The British boundary also takes in the two bridges across the River Jordan, giving Jericho access to its neighbor, and all the springs that water the Jericho area.

In addition, the boundary ascribes to the Jericho district a range of holy sites associated with the region and brings in the northern tip of the Dead Sea.

"Without its water sources, Jericho is nothing. Without its holy sites, it is nothing. Without the Dead Sea, it is nothing," said Khalil Tufakjee, a Palestinian geographer and negotiating-team member.

The British boundary, however, is far too wide for Israel to tolerate.

First, it includes too many water sources.

Second, since Britain mapped out Jericho, 17 Israeli settlements have been planted in the Ordnance Survey's "sub-district."

Third, Israel argues that handing over a large area at an early stage of self-rule constitutes a security risk.

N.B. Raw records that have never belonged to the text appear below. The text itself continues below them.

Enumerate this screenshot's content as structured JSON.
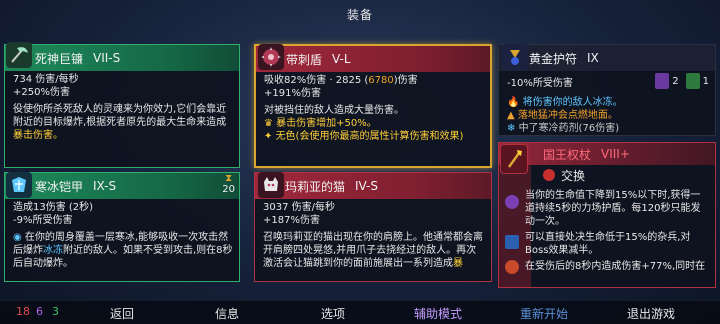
{
  "title": "装备",
  "items": {
    "reaper": {
      "name": "死神巨镰",
      "level": "VII-S",
      "dps": "734 伤害/每秒",
      "bonus": "+250%伤害",
      "desc_plain": "役使你所杀死敌人的灵魂来为你效力,它们会靠近附近的目标爆炸,根据死者原先的最大生命来造成",
      "desc_hl": "暴击伤害。"
    },
    "thorn": {
      "name": "带刺盾",
      "level": "V-L",
      "stat_prefix": "吸收82%伤害 · 2825 (",
      "stat_hl": "6780",
      "stat_suffix": ")伤害",
      "bonus": "+191%伤害",
      "desc": "对被挡住的敌人造成大量伤害。",
      "perk1": "暴击伤害增加+50%。",
      "perk2": "无色(会使用你最高的属性计算伤害和效果)"
    },
    "amulet": {
      "name": "黄金护符",
      "level": "IX",
      "reduction": "-10%所受伤害",
      "count1": "2",
      "count2": "1",
      "perk1": "将伤害你的敌人冰冻。",
      "perk2": "落地猛冲会点燃地面。",
      "perk3": "中了寒冷药剂(76伤害)"
    },
    "armor": {
      "name": "寒冰铠甲",
      "level": "IX-S",
      "timer": "20",
      "stat1": "造成13伤害 (2秒)",
      "stat2": "-9%所受伤害",
      "desc_p1": "在你的周身覆盖一层寒冰,能够吸收一次攻击然后爆炸",
      "desc_hl": "冰冻",
      "desc_p2": "附近的敌人。如果不受到攻击,则在8秒后自动爆炸。"
    },
    "cat": {
      "name": "玛莉亚的猫",
      "level": "IV-S",
      "dps": "3037 伤害/每秒",
      "bonus": "+187%伤害",
      "desc_plain": "召唤玛莉亚的猫出现在你的肩膀上。他通常都会离开肩膀四处晃悠,并用爪子去挠经过的敌人。再次激活会让猫跳到你的面前施展出一系列造成",
      "desc_hl": "暴"
    },
    "scepter": {
      "name": "国王权杖",
      "level": "VIII+",
      "swap": "交换",
      "perk1": "当你的生命值下降到15%以下时,获得一道持续5秒的力场护盾。每120秒只能发动一次。",
      "perk2": "可以直接处决生命低于15%的杂兵,对Boss效果减半。",
      "perk3": "在受伤后的8秒内造成伤害+77%,同时在"
    }
  },
  "stats": {
    "brutality": "18",
    "tactics": "6",
    "survival": "3",
    "colors": {
      "brutality": "#e24b4b",
      "tactics": "#b061e6",
      "survival": "#45c45f"
    }
  },
  "menu": {
    "back": "返回",
    "info": "信息",
    "options": "选项",
    "assist": "辅助模式",
    "restart": "重新开始",
    "quit": "退出游戏"
  }
}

Instead, Israel has proposed granting Jericho an area 15 miles wide, drawn only around the main Palestinian residential area.

The Jewish settlements would remain outside the boundary, although some of the land they claim and a synagogue remain inside even the Israeli-proposed boundary.

Israeli security zone

Early in the talks Palestinians agreed Israel could maintain a security zone half a mile to a mile wide, running parallel with the Jordan River, and conceded that Israel should control the bridges.

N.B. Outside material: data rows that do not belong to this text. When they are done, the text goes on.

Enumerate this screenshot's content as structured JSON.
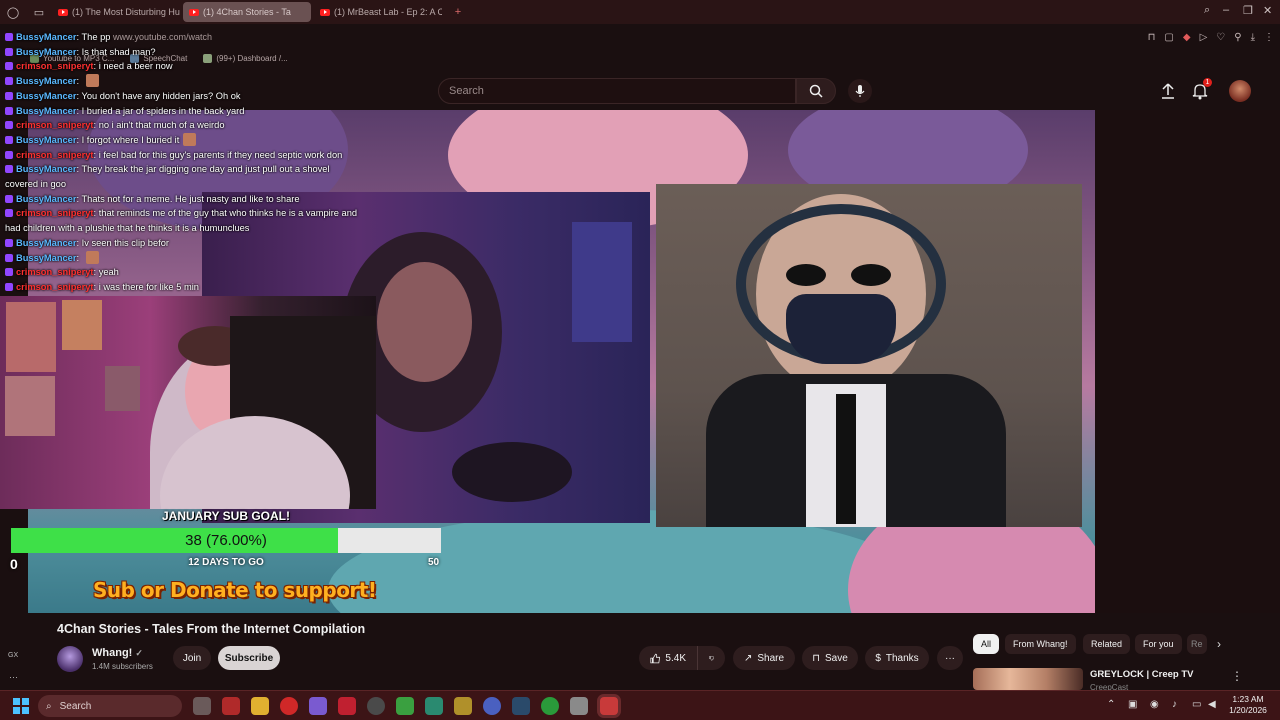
{
  "browser": {
    "tabs": [
      {
        "label": "(1) The Most Disturbing Hu",
        "active": false
      },
      {
        "label": "(1) 4Chan Stories - Ta",
        "active": true
      },
      {
        "label": "(1) MrBeast Lab - Ep 2: A C",
        "active": false
      }
    ],
    "new_tab": "+",
    "url": "www.youtube.com/watch",
    "bookmarks": [
      "Youtube to MP3 C...",
      "SpeechChat",
      "(99+) Dashboard /..."
    ]
  },
  "yt": {
    "search_placeholder": "Search",
    "notifications_count": "1"
  },
  "chat": [
    {
      "user": "BussyMancer",
      "cls": "u-bussy",
      "text": "The pp",
      "emote": false
    },
    {
      "user": "BussyMancer",
      "cls": "u-bussy",
      "text": "Is that shad man?",
      "emote": false
    },
    {
      "user": "crimson_sniperyt",
      "cls": "u-crimson",
      "text": "i need a beer now",
      "emote": false
    },
    {
      "user": "BussyMancer",
      "cls": "u-bussy",
      "text": "",
      "emote": true
    },
    {
      "user": "BussyMancer",
      "cls": "u-bussy",
      "text": "You don't have any hidden jars? Oh ok",
      "emote": false
    },
    {
      "user": "BussyMancer",
      "cls": "u-bussy",
      "text": "I buried a jar of spiders in the back yard",
      "emote": false
    },
    {
      "user": "crimson_sniperyt",
      "cls": "u-crimson",
      "text": "no i ain't that much of a weirdo",
      "emote": false
    },
    {
      "user": "BussyMancer",
      "cls": "u-bussy",
      "text": "I forgot where I buried it",
      "emote": true
    },
    {
      "user": "crimson_sniperyt",
      "cls": "u-crimson",
      "text": "i feel bad for this guy's parents if they need septic work don",
      "emote": false
    },
    {
      "user": "BussyMancer",
      "cls": "u-bussy",
      "text": "They break the jar digging one day and just pull out a shovel covered in goo",
      "emote": false
    },
    {
      "user": "BussyMancer",
      "cls": "u-bussy",
      "text": "Thats not for a meme. He just nasty and like to share",
      "emote": false
    },
    {
      "user": "crimson_sniperyt",
      "cls": "u-crimson",
      "text": "that reminds me of the guy that who thinks he is a vampire and had children with a plushie that he thinks it is a humunclues",
      "emote": false
    },
    {
      "user": "BussyMancer",
      "cls": "u-bussy",
      "text": "Iv seen this clip befor",
      "emote": false
    },
    {
      "user": "BussyMancer",
      "cls": "u-bussy",
      "text": "",
      "emote": true
    },
    {
      "user": "crimson_sniperyt",
      "cls": "u-crimson",
      "text": "yeah",
      "emote": false
    },
    {
      "user": "crimson_sniperyt",
      "cls": "u-crimson",
      "text": "i was there for like 5 min",
      "emote": false
    }
  ],
  "goal": {
    "title": "JANUARY SUB GOAL!",
    "progress_text": "38 (76.00%)",
    "progress_fraction": 0.76,
    "min": "0",
    "max": "50",
    "days_left": "12 DAYS TO GO",
    "banner": "Sub or Donate to support!"
  },
  "video": {
    "title": "4Chan Stories - Tales From the Internet Compilation",
    "channel": "Whang!",
    "subscribers": "1.4M subscribers",
    "join_label": "Join",
    "subscribe_label": "Subscribe",
    "likes": "5.4K",
    "share_label": "Share",
    "save_label": "Save",
    "thanks_label": "Thanks"
  },
  "chips": [
    "All",
    "From Whang!",
    "Related",
    "For you",
    "Re"
  ],
  "recommendation": {
    "title": "GREYLOCK | Creep TV",
    "channel": "CreepCast"
  },
  "rail": {
    "gx": "GX",
    "dots": "···"
  },
  "taskbar": {
    "search_label": "Search",
    "time": "1:23 AM",
    "date": "1/20/2026"
  },
  "colors": {
    "goal_fill": "#3ee048",
    "user_blue": "#5ab8ff",
    "user_red": "#ff3030",
    "banner_orange": "#ffb020"
  }
}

The Palestinians also redrew their boundary to place many of the settlements outside the Palestinian zone.

Israel proposed a slightly larger boundary of its own but there talks have stalled.

Israel also has activated plans for settlement east of Jerusalem taking in the town of Maale Adummin as well as the small settlements in the Jericho region and laying the groundwork for a "flank" against infringement on Israel's claims to sovereignty over Jerusalem.

"Palestinians are asking if Israel is saying it is ready to hand back most of the West Bank soon, why are they arguing about this land around Jericho now? We are worried it means they will not be serious about handing back any land in the future," said Mr. Tufakjee.